What did studying at MAI give to you? How did it affect your development as an expert?

It is difficult to choose one single thing. First of all, it is the teaching staff who taught me many aspects of materials science, chemistry and physics, but, more importantly, the ability to study independently. Another important factor is the support of the university. Without it, perhaps, I would not have been able to do scientific research in the same volume.

Due to the foundation that was made during the years of my education at MAI, I was able to continue my immersion in science not only in Russia, but also abroad.

How did it happen that you went to get a PhD in America? Why did you choose University of Texas at Arlington? Tell us about your studies and life in America.

We were looking for a university where we could get enrolled together. It happened so that we met a professor from the University of Texas at Arlington, and then we got acquainted with the higher education institution itself. We were very interested in this option. One of important advantages was that this university has modern research equipment, which is critically important for successful scientific work.

After enrolling to the PhD program in Aerospace Engineering, I changed my specialty a little, although in fact the direction of research is close to what I was doing earlier. The learning process itself is slightly different from the domestic one. Here I have to choose the subjects myself, also for each subject exams are two or three times a semester. I also work as a teaching assistant: at UTA, every teacher has an assistant who helps him with the assessment of homework and other things.


What are your plans for the future? What will you do after graduating from the University of Texas at Arlington? Are you planning to return to Russia? Where would you like to work? Please give some tips to MAI students who want to make a scientific career.

Invest your free time in work on scientific projects, as it is interesting and MAI supports such students in every possible way.

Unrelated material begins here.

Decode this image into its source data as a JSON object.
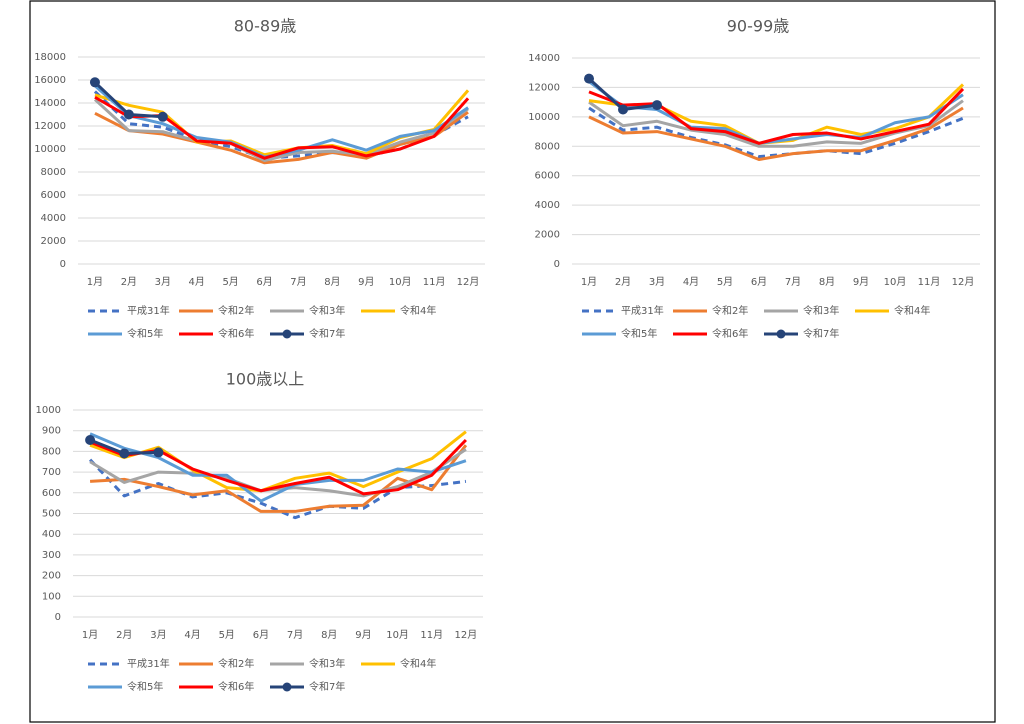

Accept that you will have to study and enjoy the process of acquiring new knowledge for the rest of your life. Whether it is a foreign language, a branch of science, or the ability to prepare samples for the research.

Attend scientific events, conferences and exhibitions. This is a great opportunity to learn something new, get to know other researchers and get new ideas for their scientific work.

Read as many scientific publications as possible. It not only contributes to your scientific erudition, but also develops the skills of reading and analyzing complex texts.